- Developer(s): Melbot Studios
- Publisher(s): Outright Games
- Series: My Little Pony
- Platform(s): Nintendo Switch; PlayStation 4; Stadia; Windows; Xbox One; PlayStation 5; Xbox Series X/S;
- Release: Nintendo Switch, PS4, Stadia, Windows, Xbox One; May 27, 2022; PS5, Xbox Series X/S; September 30, 2022;
- Genre(s): Adventure
- Mode(s): Single-player, multiplayer

= My Little Pony: A Maretime Bay Adventure =

2022 video game

My Little Pony: A Maretime Bay Adventure is a 2022 video game that serves as a sequel to My Little Pony: A New Generation. Licensed by Hasbro and published by Outright Games, A Maretime Bay Adventure follows Sunny Starscout after the events of A New Generation as she tries to solve the mystery of recent criminal activity in Maretime Bay. The game was released for Nintendo Switch, PlayStation 4, Xbox One, Stadia, and Windows via Steam on May 27, 2022, with PlayStation 5 and Xbox Series X/S versions following on September 30, 2022.

A second video game, My Little Pony: A Zephyr Heights Mystery, was released in 2024.

== Plot ==
Following the events of My Little Pony: A New Generation, preparations are underway for the Maretime Bay Day festival. Sunny Starscout and her friends (Hitch Trailblazer, Izzy Moonbow, Zipp Storm, and Pipp Petals) are helping to prepare the festival.
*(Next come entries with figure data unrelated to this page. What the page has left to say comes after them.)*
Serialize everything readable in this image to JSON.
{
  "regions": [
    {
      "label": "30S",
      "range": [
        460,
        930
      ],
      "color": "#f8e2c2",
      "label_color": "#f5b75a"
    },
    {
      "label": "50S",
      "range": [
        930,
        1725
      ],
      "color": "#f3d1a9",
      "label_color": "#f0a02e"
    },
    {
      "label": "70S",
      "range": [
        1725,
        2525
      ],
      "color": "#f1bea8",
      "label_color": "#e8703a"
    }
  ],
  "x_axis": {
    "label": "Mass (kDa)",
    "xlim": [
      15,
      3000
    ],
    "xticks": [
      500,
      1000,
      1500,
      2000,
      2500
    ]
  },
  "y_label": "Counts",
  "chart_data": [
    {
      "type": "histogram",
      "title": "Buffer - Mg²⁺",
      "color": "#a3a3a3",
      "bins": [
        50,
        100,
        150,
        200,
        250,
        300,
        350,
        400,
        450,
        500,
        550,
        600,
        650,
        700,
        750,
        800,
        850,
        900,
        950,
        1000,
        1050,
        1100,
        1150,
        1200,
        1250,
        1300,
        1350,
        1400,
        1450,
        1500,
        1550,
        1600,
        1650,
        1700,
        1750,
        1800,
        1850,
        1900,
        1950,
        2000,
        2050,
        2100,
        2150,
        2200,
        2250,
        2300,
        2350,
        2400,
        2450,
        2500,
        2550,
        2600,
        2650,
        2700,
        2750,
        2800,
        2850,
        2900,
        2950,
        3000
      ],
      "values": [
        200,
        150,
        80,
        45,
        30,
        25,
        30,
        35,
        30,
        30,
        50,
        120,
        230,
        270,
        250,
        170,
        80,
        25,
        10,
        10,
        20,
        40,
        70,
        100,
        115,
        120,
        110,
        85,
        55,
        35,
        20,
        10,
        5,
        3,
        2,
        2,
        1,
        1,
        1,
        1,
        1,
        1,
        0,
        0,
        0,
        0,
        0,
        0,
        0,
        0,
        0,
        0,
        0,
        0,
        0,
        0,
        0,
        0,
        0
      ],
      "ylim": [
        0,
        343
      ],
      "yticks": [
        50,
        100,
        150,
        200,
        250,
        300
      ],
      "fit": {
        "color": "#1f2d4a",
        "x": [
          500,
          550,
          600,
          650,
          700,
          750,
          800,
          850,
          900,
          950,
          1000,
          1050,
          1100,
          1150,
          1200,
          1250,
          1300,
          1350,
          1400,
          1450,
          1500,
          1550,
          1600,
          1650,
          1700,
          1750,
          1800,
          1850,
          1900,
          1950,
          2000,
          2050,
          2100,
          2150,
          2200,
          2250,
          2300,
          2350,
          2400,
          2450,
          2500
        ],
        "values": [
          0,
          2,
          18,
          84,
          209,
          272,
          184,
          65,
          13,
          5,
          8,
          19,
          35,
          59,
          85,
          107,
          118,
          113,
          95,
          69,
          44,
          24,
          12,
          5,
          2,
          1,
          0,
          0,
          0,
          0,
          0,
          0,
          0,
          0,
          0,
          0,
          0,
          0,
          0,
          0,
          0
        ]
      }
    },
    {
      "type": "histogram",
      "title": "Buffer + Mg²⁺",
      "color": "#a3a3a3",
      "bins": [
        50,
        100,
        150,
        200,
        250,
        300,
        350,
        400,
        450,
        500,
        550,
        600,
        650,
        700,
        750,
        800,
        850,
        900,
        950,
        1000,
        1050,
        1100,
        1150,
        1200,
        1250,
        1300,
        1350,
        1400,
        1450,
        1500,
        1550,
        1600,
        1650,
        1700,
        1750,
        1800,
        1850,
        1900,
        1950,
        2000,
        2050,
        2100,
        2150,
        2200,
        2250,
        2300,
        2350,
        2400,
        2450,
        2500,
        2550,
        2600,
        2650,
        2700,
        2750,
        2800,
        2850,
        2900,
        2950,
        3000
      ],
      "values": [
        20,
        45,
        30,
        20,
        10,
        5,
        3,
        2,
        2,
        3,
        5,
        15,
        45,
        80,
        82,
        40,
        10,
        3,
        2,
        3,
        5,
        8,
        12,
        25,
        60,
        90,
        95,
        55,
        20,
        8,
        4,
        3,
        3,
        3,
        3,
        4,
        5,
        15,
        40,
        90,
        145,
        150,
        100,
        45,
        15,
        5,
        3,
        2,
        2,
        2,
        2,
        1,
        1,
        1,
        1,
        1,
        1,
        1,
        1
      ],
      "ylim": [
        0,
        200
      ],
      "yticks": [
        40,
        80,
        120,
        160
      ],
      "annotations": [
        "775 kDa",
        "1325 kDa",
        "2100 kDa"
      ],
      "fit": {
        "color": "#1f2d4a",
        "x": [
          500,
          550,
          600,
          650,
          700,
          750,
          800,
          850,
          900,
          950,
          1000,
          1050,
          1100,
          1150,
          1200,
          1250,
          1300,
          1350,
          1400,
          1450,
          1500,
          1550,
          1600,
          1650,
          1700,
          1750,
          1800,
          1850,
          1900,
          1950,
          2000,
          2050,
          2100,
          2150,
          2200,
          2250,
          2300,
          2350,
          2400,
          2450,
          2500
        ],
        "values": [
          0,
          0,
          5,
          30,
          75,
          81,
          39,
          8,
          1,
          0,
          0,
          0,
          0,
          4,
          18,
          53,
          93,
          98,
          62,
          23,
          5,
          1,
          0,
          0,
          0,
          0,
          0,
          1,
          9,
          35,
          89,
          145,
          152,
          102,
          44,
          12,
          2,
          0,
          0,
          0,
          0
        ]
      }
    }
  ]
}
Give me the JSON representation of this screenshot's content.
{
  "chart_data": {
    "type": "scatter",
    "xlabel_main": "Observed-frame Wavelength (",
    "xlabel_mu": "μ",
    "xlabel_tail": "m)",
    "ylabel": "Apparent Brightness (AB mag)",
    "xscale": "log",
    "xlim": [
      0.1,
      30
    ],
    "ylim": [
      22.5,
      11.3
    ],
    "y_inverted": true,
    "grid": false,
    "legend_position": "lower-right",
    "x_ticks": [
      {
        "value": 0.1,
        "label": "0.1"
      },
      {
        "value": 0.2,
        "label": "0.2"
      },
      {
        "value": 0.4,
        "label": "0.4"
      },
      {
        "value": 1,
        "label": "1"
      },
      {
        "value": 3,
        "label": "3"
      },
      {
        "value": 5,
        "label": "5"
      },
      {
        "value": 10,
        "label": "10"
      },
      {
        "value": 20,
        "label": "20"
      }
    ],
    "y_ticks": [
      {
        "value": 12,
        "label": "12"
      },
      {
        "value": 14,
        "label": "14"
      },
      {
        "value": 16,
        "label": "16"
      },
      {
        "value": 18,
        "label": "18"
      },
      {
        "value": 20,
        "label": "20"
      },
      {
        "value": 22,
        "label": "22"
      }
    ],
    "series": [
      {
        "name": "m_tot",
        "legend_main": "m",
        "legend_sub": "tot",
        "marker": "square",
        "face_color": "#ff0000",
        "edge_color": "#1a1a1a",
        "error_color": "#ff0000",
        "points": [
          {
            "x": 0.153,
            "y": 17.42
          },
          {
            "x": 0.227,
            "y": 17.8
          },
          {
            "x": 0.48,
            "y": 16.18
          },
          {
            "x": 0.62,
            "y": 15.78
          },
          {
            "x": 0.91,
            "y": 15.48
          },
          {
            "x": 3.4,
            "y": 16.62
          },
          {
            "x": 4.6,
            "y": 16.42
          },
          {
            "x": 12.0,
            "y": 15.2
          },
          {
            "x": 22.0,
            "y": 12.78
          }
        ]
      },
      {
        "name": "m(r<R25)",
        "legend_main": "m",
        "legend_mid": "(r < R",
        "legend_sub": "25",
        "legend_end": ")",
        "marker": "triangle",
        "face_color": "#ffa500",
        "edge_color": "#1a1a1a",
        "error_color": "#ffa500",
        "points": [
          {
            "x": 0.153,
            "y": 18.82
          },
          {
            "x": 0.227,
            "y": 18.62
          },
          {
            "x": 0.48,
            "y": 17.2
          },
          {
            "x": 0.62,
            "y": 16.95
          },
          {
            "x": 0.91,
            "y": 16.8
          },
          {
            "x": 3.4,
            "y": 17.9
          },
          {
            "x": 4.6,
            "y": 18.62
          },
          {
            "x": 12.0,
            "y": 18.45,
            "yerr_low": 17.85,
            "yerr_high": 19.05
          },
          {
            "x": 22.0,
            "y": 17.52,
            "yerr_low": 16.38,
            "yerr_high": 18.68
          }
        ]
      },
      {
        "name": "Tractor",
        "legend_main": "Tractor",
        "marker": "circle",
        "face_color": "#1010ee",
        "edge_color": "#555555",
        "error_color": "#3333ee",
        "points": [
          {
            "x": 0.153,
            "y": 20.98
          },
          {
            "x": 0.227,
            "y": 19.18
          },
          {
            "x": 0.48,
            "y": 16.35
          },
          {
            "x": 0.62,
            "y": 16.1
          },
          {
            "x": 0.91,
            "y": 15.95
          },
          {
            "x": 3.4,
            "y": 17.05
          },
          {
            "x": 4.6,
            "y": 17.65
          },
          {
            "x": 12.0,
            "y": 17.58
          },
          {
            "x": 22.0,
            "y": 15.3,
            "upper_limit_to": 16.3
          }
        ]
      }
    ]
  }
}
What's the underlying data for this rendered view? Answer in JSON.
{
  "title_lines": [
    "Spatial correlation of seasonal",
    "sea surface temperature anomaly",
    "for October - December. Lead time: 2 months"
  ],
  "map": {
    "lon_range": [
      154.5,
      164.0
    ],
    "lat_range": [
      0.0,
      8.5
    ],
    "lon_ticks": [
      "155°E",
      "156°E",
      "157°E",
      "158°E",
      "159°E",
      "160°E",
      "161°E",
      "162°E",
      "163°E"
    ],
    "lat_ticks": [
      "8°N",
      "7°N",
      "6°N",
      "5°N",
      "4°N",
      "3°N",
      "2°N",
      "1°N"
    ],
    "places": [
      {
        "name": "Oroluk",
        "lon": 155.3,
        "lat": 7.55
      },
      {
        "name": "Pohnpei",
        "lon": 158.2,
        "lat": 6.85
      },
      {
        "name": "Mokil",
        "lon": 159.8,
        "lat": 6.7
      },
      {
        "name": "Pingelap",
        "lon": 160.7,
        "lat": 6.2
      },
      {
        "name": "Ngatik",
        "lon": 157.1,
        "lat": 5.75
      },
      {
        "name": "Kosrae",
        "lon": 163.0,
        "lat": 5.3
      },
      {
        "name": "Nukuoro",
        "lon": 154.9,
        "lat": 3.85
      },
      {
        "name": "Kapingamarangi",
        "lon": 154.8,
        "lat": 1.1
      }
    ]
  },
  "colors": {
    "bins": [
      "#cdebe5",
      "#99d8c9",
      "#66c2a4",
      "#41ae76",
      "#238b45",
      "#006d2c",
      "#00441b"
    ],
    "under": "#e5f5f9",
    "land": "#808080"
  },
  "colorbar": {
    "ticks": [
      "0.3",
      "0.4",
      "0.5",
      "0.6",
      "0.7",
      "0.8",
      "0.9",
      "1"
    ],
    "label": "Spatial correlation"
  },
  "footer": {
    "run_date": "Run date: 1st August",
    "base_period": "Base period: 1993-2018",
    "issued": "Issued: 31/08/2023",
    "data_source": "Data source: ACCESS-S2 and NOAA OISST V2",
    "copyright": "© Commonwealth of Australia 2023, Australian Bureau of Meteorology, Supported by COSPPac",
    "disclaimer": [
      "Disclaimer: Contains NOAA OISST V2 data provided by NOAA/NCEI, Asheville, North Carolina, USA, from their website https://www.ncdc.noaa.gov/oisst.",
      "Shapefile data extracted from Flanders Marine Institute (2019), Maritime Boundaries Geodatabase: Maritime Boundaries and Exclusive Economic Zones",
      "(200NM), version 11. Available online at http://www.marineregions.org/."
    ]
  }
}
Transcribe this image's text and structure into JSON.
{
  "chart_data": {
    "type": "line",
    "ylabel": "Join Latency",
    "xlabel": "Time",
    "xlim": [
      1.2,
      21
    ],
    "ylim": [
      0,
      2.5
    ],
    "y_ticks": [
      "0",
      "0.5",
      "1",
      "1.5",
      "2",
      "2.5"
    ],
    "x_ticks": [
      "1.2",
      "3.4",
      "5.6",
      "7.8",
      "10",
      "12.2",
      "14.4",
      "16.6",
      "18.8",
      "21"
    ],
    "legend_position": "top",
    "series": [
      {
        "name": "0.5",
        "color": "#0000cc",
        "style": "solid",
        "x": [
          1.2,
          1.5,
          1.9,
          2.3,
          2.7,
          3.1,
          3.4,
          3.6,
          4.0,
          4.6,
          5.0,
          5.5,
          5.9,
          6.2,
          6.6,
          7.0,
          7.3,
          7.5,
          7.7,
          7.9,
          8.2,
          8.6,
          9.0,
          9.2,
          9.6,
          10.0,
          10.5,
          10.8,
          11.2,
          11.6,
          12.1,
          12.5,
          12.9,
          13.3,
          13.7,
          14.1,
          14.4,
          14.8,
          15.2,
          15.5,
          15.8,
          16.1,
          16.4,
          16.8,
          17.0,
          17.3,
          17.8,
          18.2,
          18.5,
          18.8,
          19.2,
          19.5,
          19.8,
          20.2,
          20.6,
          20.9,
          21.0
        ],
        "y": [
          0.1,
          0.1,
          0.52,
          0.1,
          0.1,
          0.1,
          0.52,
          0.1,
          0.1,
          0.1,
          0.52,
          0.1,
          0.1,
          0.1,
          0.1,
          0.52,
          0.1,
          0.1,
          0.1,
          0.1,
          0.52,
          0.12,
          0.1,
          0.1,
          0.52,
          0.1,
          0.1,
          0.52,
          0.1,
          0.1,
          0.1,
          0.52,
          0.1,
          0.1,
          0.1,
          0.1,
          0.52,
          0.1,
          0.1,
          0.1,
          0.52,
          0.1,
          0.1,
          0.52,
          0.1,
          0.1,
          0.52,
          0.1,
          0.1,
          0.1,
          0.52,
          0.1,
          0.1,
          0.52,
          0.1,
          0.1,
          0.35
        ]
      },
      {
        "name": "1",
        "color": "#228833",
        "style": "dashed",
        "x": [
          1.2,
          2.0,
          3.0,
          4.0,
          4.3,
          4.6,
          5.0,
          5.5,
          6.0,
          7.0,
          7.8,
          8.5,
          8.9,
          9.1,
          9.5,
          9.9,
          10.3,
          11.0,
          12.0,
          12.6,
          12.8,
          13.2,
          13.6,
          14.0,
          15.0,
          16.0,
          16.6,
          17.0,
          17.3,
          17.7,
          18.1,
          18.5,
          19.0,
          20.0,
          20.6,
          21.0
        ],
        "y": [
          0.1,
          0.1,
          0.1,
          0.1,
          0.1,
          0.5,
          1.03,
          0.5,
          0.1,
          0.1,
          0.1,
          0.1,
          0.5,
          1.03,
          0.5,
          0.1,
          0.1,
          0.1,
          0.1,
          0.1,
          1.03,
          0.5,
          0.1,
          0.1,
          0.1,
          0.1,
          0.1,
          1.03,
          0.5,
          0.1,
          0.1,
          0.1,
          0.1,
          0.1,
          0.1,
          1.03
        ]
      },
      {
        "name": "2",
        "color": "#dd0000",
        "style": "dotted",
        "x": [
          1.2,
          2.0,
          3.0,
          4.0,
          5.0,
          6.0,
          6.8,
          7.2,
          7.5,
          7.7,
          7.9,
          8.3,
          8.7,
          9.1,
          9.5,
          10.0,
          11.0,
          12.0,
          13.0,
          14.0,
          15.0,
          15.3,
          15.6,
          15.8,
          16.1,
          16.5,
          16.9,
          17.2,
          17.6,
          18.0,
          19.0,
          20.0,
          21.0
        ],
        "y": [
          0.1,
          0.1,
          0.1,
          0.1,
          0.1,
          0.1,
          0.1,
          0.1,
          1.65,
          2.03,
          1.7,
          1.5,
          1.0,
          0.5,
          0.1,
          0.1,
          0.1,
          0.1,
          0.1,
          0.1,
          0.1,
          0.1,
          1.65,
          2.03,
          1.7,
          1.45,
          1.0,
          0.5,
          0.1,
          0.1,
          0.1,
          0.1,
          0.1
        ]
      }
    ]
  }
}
A wave of criminal activity hits Maretime Bay, however, with billboards of Sunny's friends being vandalized. Sprout Cloverleaf accuses Izzy, Zipp, and Pipp of being behind the vandalism and rallies the earth ponies of Maretime Bay against unicorns and pegasi. Sunny has to save the unity magic by convincing the earth ponies to back down and chases Sprout. After being defeated, Sprout is forgiven for his actions.